Cela donne un curieux roman très élaboré, un édifice tout à la fois déroutant et magistral de maîtrise. On peine au début à se glisser dans le récit du fait d'un fouillis initial volontairement orchestré, mais surtout du choix narratif, les personnages sont "je", "elle" et "vous" et cela déconcerte dans les premières pages, et même parfois au-delà, rendant la lecture parfois ardue. Mais ce choix se justifie pleinement quand on avance en lecture, instituant une hiérarchie de respect entre les protagonistes.
Quant au propos, son intérêt est sa grande fluidité.
Pas de chronologie détaillée, mais une analyse rétrospective des archives, textes, radio-cassettes, films pour en tirer la moelle cruciale.

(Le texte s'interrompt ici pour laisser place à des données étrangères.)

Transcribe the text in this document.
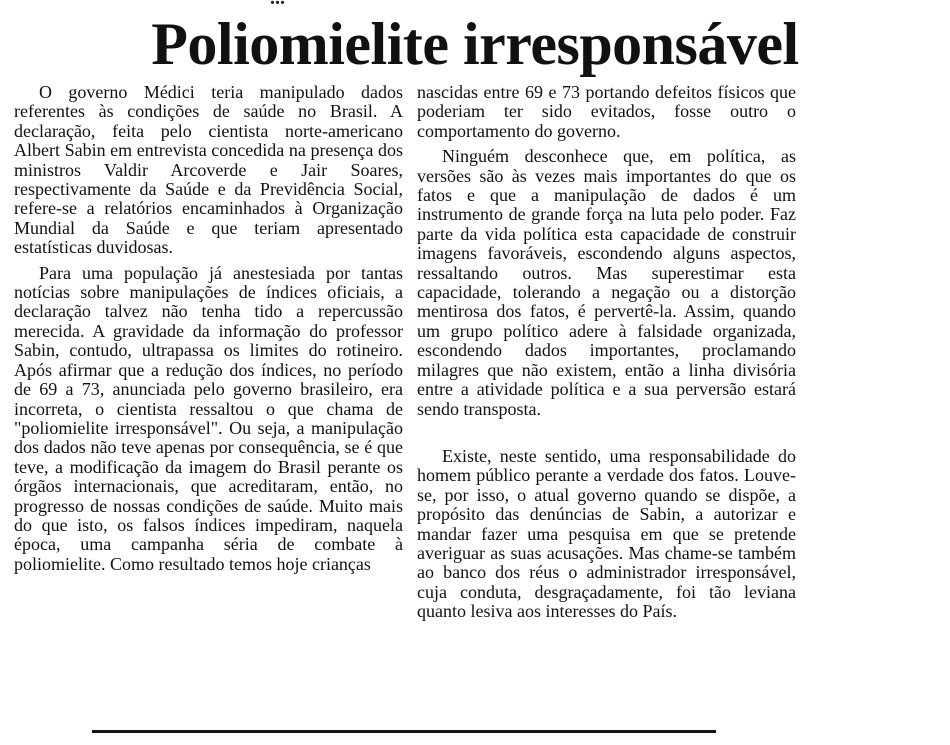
Poliomielite irresponsável

O governo Médici teria manipulado dados referentes às condições de saúde no Brasil. A declaração, feita pelo cientista norte-americano Albert Sabin em entrevista concedida na presença dos ministros Valdir Arcoverde e Jair Soares, respectivamente da Saúde e da Previdência Social, refere-se a relatórios encaminhados à Organização Mundial da Saúde e que teriam apresentado estatísticas duvidosas.

Para uma população já anestesiada por tantas notícias sobre manipulações de índices oficiais, a declaração talvez não tenha tido a repercussão merecida. A gravidade da informação do professor Sabin, contudo, ultrapassa os limites do rotineiro. Após afirmar que a redução dos índices, no período de 69 a 73, anunciada pelo governo brasileiro, era incorreta, o cientista ressaltou o que chama de "poliomielite irresponsável". Ou seja, a manipulação dos dados não teve apenas por consequência, se é que teve, a modificação da imagem do Brasil perante os órgãos internacionais, que acreditaram, então, no progresso de nossas condições de saúde. Muito mais do que isto, os falsos índices impediram, naquela época, uma campanha séria de combate à poliomielite. Como resultado temos hoje crianças

nascidas entre 69 e 73 portando defeitos físicos que poderiam ter sido evitados, fosse outro o comportamento do governo.

Ninguém desconhece que, em política, as versões são às vezes mais importantes do que os fatos e que a manipulação de dados é um instrumento de grande força na luta pelo poder. Faz parte da vida política esta capacidade de construir imagens favoráveis, escondendo alguns aspectos, ressaltando outros. Mas superestimar esta capacidade, tolerando a negação ou a distorção mentirosa dos fatos, é pervertê-la. Assim, quando um grupo político adere à falsidade organizada, escondendo dados importantes, proclamando milagres que não existem, então a linha divisória entre a atividade política e a sua perversão estará sendo transposta.

Existe, neste sentido, uma responsabilidade do homem público perante a verdade dos fatos. Louve-se, por isso, o atual governo quando se dispõe, a propósito das denúncias de Sabin, a autorizar e mandar fazer uma pesquisa em que se pretende averiguar as suas acusações. Mas chame-se também ao banco dos réus o administrador irresponsável, cuja conduta, desgraçadamente, foi tão leviana quanto lesiva aos interesses do País.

Pas d'apologie du terrorisme, simplement une mise à plat de ce qui peut y mener, ou à toute rébellion quelle qu'elle soit. Ce questionnement: qu'est ce qui fait que dans une société de jeunes blanches bourgeoises font le choix d'adopter la tribu indienne qui les a enlevées (Mercy et Mary), de partager la cause d'un groupuscule terroriste (Patty), ou de partir au Jihad… Car plus qu' encore plus que des actes, c'est sans doute des motivations de ces "âmes flottantes", "identités mouvantes" » qu'il faut trouver le sens. le rôle des rencontres qui permettent les choix et les refus.
Pas de leçons, pas de conclusions définitives, pas de raccourcis réducteurs, mais une réelle attention à la détresse que cela exprime, une détermination farouche à ne pas tomber dans le manichéisme, à débusquer l'ambiguïté et la complexité des choses, une pensée intelligemment subversive.
Mercy, Mary, Patty est un hommage à toutes celles qui ont eu le courage de ne pas suivre le chemin tracé, une analyse, indépante de toute naïveté, des accomplissements et des errements que cela implique, une belle incitation à s'indigner.